In a large and expensive rental market like Boston, roommates are often a necessity. It’s been said that choosing a roommate is like having a blind date for a year. If things go south then you’re in for 12 months of roommate hell. Or you could wind up with a great new best friend.
Here’s some tips on finding a good roommate, so your experience will be the latter instead of the former.
1. Decide on how many roommates you want / need
Can you afford for you and your roommate to each have your own bedroom and bathroom or do you need to share?
Do you need a third person to help out with rent but can only afford a two-bedroom rental?
2. Occupation and income
It’s not rude to ask a potential roommate if they will be able to afford the rent. After all they’ll have to prove it to the landlord, who will want to see verification of income that is three times the amount of your monthly rent.
Do they have a stable job or does their income fluctuate? If their income fluctuates, do they have a savings cushion or are you going to come home from work one day to discover that they sold the TV in order to pay rent.
3. What part of Boston do you want to live in?

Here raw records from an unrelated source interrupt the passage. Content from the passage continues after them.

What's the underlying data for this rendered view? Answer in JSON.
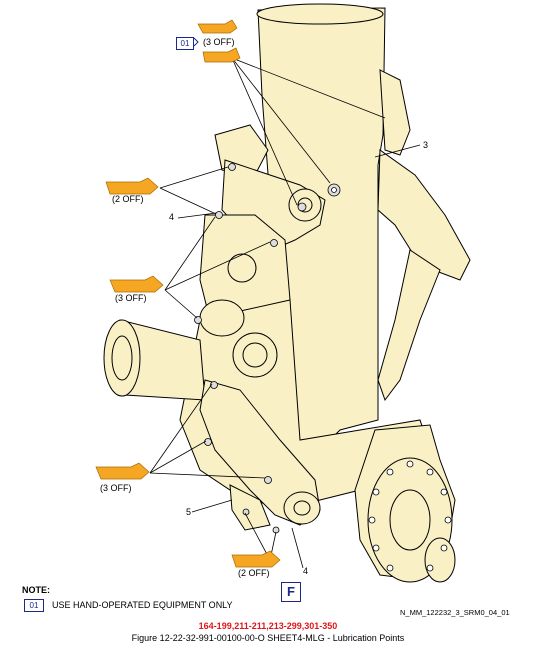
{
  "figure": {
    "caption": "Figure 12-22-32-991-00100-00-O SHEET4-MLG - Lubrication Points",
    "effectivity": "164-199,211-211,213-299,301-350",
    "reference_code": "N_MM_122232_3_SRM0_04_01",
    "frame_letter": "F"
  },
  "callouts": {
    "item_3": "3",
    "item_4_upper": "4",
    "item_4_lower": "4",
    "item_5": "5",
    "tag_01": "01",
    "off_3_top": "(3 OFF)",
    "off_2_upper": "(2 OFF)",
    "off_3_middle": "(3 OFF)",
    "off_3_lower": "(3 OFF)",
    "off_2_bottom": "(2 OFF)"
  },
  "note": {
    "title": "NOTE:",
    "tag": "01",
    "text": "USE HAND-OPERATED EQUIPMENT ONLY"
  },
  "colors": {
    "part_fill": "#f9f0c6",
    "grease_gun": "#f5a623",
    "tag_blue": "#1b2a8a",
    "effectivity_red": "#e0161b"
  }
}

From Somerville to Southie and Charlestown to Quincy, every neighborhood in Boston has its advantages and drawbacks. If you and a friend know you want to be roommates and they want a quiet neighborhood but you want to live next to Fenway, then someone is going to have to compromise.
4. Ask your friends
Sometimes living with a friend is the easiest way to kill a friendship. While a particular friend may not be good roommate material, they may know someone else who is.
Before you hit Craigslist or newspaper ads, ask your friends and family if they know anyone else looking for a roommate. Since they know you and the other person they can give you feedback on whether or not you’ll be compatible.
Since we mentioned Craigslist, be careful of online scams regarding potential roommates. Be wary of anyone wanting you to cash checks and send a portion of the money back to them, especially if they are outside the U.S.
The biggest crux in finding a good roommate is finding a person whose personality, schedule, habits, and style are compatible with yours.
Is your potential roommate a night owl or an early bird? Neat freak or pigpen? Do they like the thermostat set at a certain temperature? Do they like to be the life of the party and bring the party home with them?
Do they have sensitivities to fragrances or have allergies? How do they feel about house guests? Do they (or you) have a romantic partner that will become a de facto roommate?
6. What expectations does the potential roommate have of you?
Before you sign a lease, it’s best to have a couple face-to-face meetings (or one at the very least) with your potential roommate. If you have just one meeting, you may have caught them on a bad day, or they may have said only what they thought you wanted to hear.
Are they looking for a friend or someone who will basically be gone all the time? Make sure both your expectations match.
7. Set ground rules
While you don’t need to go to extremes with a written roommate agreement like Sheldon on the TV show Big Bang Theory, it’s a good idea to establish some ground rules when you move in with someone you don’t know that well.
Spelling out whether groceries are communal or separate, how often house guests can stay over, and who is responsible for various cleaning chores will go a long way towards maintaining harmony and minimizing resentment.